Depending on the severity of the periodontal disease, the treatment will vary. For mild disease, scaling and root planing is recommended, along with creating new oral hygiene habits to eliminate its recurrence. It is important to follow through with the follow-up evaluation to confirm the status of your oral health. If the disease is more moderate, then scaling and root planing and improved oral hygiene habits may be accompanied by the administration of local and/or systemic antibiotics, as well as more frequent scheduled hygiene appointments to help manage the disease. If this is not sufficient, surgical intervention may be necessary to remove diseased tissue, eliminate pocket depth or regenerate lost supporting tissue. When periodontal disease is advanced, treatment options may change again. In addition to the treatment recommendations of moderate periodontal disease, more aggressive periodontal surgery and/or tooth removal may be necessary.

Your Next Steps

Your next step will be to have a Periodontal Risk Evaluation by a periodontist or dentist who is highly qualified to diagnose and treat periodontal disease. During your evaluation, your medical history will be carefully reviewed. Your blood pressure will be noted. Full mouth x-rays will be examined for radiographic signs of periodontal disease destruction.
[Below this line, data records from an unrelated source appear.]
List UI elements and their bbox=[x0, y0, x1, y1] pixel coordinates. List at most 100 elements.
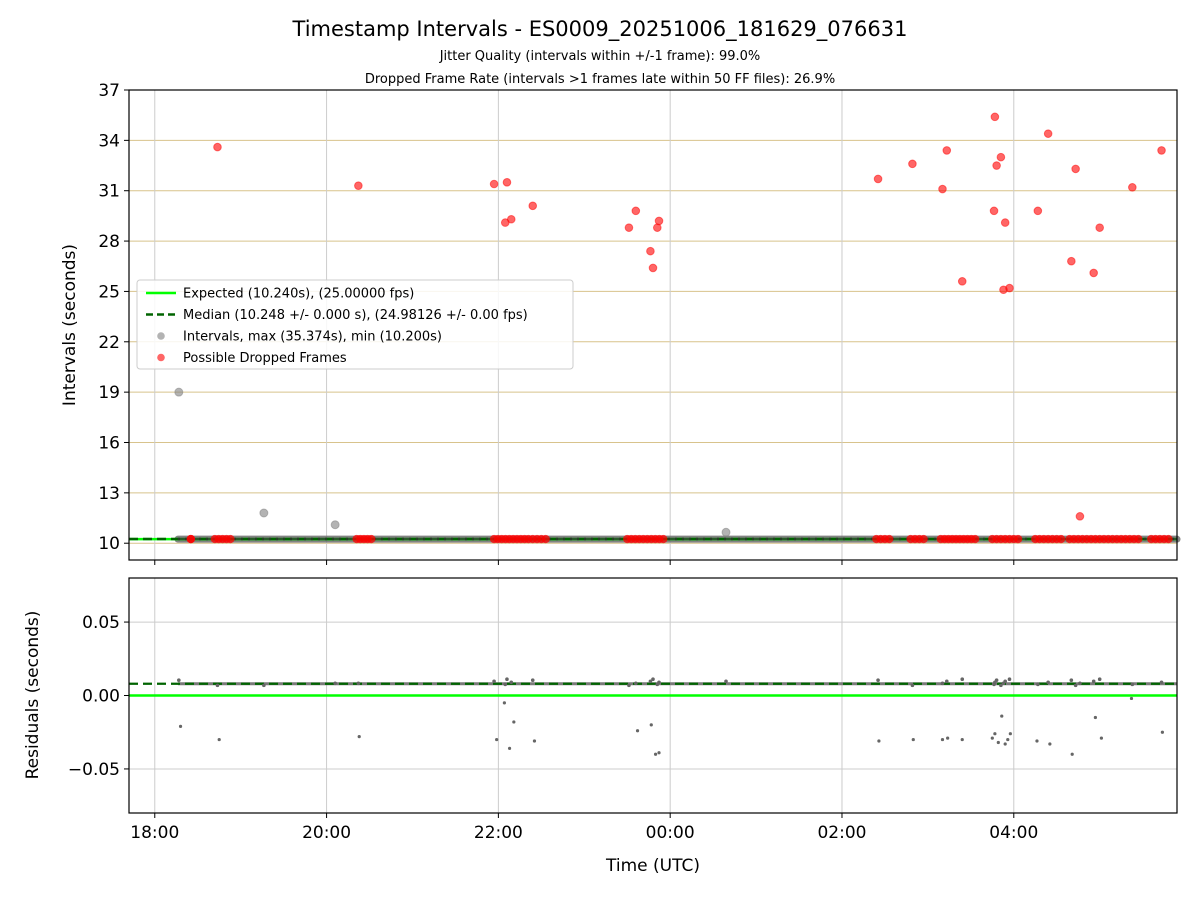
dropped-frame-point bbox=[1089, 268, 1098, 278]
residual-point bbox=[1036, 682, 1040, 687]
residual-point bbox=[333, 681, 337, 686]
residual-point bbox=[356, 681, 361, 686]
intervals-y-tick-label: 19 bbox=[98, 383, 120, 403]
residual-point bbox=[876, 678, 880, 683]
residual-point bbox=[999, 683, 1003, 688]
dropped-frame-point bbox=[1033, 206, 1043, 216]
dropped-frame-point bbox=[996, 152, 1006, 162]
intervals-y-tick-label: 13 bbox=[98, 484, 120, 504]
residual-point bbox=[1069, 678, 1074, 683]
dropped-frame-point bbox=[226, 534, 235, 544]
residuals-y-ticks: 0.05 0.00 −0.05 bbox=[68, 613, 129, 780]
residual-point bbox=[649, 723, 653, 727]
dropped-frame-point bbox=[989, 206, 999, 216]
residual-point bbox=[911, 737, 915, 742]
legend-label: Possible Dropped Frames bbox=[183, 351, 347, 366]
residual-point bbox=[877, 739, 881, 743]
dropped-frame-point bbox=[654, 216, 664, 226]
residual-point bbox=[512, 720, 516, 724]
intervals-panel: 10 13 16 19 22 25 28 31 34 37 Intervals (seconds)… bbox=[60, 81, 1181, 565]
chart-title: Timestamp Intervals - ES0009_20251006_18… bbox=[292, 17, 908, 42]
intervals-points bbox=[174, 112, 1173, 544]
dropped-frame-point bbox=[992, 161, 1001, 170]
residual-point bbox=[994, 678, 999, 683]
dropped-frame-point bbox=[990, 112, 1000, 122]
residual-point bbox=[996, 740, 1000, 745]
intervals-y-ticks: 10 13 16 19 22 25 28 31 34 37 bbox=[98, 81, 129, 554]
residual-point bbox=[262, 683, 266, 688]
dropped-frame-point bbox=[1005, 283, 1014, 293]
residual-point bbox=[657, 751, 661, 755]
residual-point bbox=[910, 683, 915, 688]
residual-point bbox=[505, 677, 509, 681]
residual-point bbox=[1048, 742, 1052, 746]
residual-point bbox=[1073, 683, 1078, 688]
legend-swatch-marker bbox=[157, 353, 165, 362]
dropped-frame-point bbox=[213, 142, 222, 152]
residual-point bbox=[651, 677, 655, 681]
x-tick-label: 04:00 bbox=[989, 823, 1038, 843]
residual-point bbox=[178, 724, 183, 728]
residual-point bbox=[492, 679, 496, 684]
residual-point bbox=[1160, 730, 1164, 734]
intervals-y-axis-label: Intervals (seconds) bbox=[60, 244, 80, 406]
residual-point bbox=[1093, 715, 1097, 720]
intervals-y-tick-label: 25 bbox=[98, 282, 120, 302]
residual-point bbox=[1091, 679, 1096, 684]
x-tick-label: 00:00 bbox=[646, 823, 695, 843]
legend-label: Median (10.248 +/- 0.000 s), (24.98126 +… bbox=[183, 308, 528, 323]
x-tick-label: 02:00 bbox=[817, 823, 866, 843]
legend: Expected (10.240s), (25.00000 fps) Median… bbox=[136, 279, 574, 370]
dropped-frame-point bbox=[1000, 218, 1010, 227]
legend-swatch-marker bbox=[157, 332, 165, 340]
dropped-frame-point bbox=[885, 534, 894, 544]
intervals-y-tick-label: 34 bbox=[98, 131, 120, 151]
intervals-y-tick-label: 37 bbox=[98, 81, 120, 101]
dropped-frame-point bbox=[541, 534, 550, 544]
residual-point bbox=[960, 737, 964, 742]
legend-box bbox=[136, 279, 574, 370]
residual-point bbox=[1099, 736, 1104, 740]
intervals-y-tick-label: 28 bbox=[98, 232, 120, 252]
dropped-frame-point bbox=[919, 534, 928, 544]
residuals-points bbox=[177, 677, 1164, 756]
dropped-frame-point bbox=[1095, 223, 1104, 232]
residual-point bbox=[993, 732, 997, 736]
residual-point bbox=[944, 679, 949, 684]
residual-point bbox=[1070, 752, 1074, 756]
dropped-frame-point bbox=[957, 277, 967, 286]
dropped-frame-point bbox=[354, 181, 363, 190]
dropped-frame-point bbox=[624, 223, 634, 232]
residual-point bbox=[1003, 742, 1007, 746]
residual-point bbox=[1159, 680, 1164, 685]
dropped-frame-point bbox=[528, 201, 538, 211]
dropped-frame-point bbox=[1056, 534, 1066, 544]
residual-point bbox=[502, 701, 506, 705]
intervals-x-ticks bbox=[154, 560, 1015, 565]
dropped-frame-point bbox=[367, 534, 376, 544]
dropped-frame-point bbox=[938, 184, 947, 194]
x-tick-label: 22:00 bbox=[474, 823, 523, 843]
residual-point bbox=[960, 677, 965, 681]
dropped-frame-point bbox=[1075, 512, 1085, 521]
residual-point bbox=[532, 739, 537, 743]
residual-point bbox=[990, 736, 994, 740]
dropped-frame-point bbox=[908, 159, 917, 169]
residual-point bbox=[627, 683, 631, 688]
residual-point bbox=[507, 746, 512, 750]
residual-point bbox=[1007, 677, 1012, 681]
residual-point bbox=[634, 681, 638, 686]
residual-point bbox=[946, 736, 950, 740]
residual-point bbox=[1008, 732, 1012, 736]
residual-point bbox=[724, 679, 728, 684]
residual-point bbox=[940, 681, 945, 686]
residual-point bbox=[1035, 739, 1039, 743]
dropped-frame-point bbox=[1134, 534, 1143, 544]
chart-subtitle-jitter: Jitter Quality (intervals within +/-1 fr… bbox=[439, 49, 761, 64]
dropped-frame-point bbox=[659, 534, 668, 544]
residual-point bbox=[1006, 737, 1010, 742]
residual-point bbox=[1003, 679, 1007, 684]
residual-point bbox=[177, 678, 181, 683]
interval-point bbox=[174, 387, 184, 397]
residual-point bbox=[648, 679, 653, 684]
Most importantly, each tooth will be evaluated for:

Attachment loss
Bleeding upon probing
Pocket depth
Recession
The presence of pus
Mobility
Occlusion (bite relationship)
Adequacy of existing restorations

These results will be noted on a periodontal chart. This information, along with the other factors will lead to a specific diagnosis of periodontal disease. If periodontal inflammatory disease is present, a course of recommended treatment will be established. Additionally, the prognosis and recommendations for maintenance will be established. The results of your Periodontal Risk Evaluation will be sent to your physician(s) to become part of your medical record.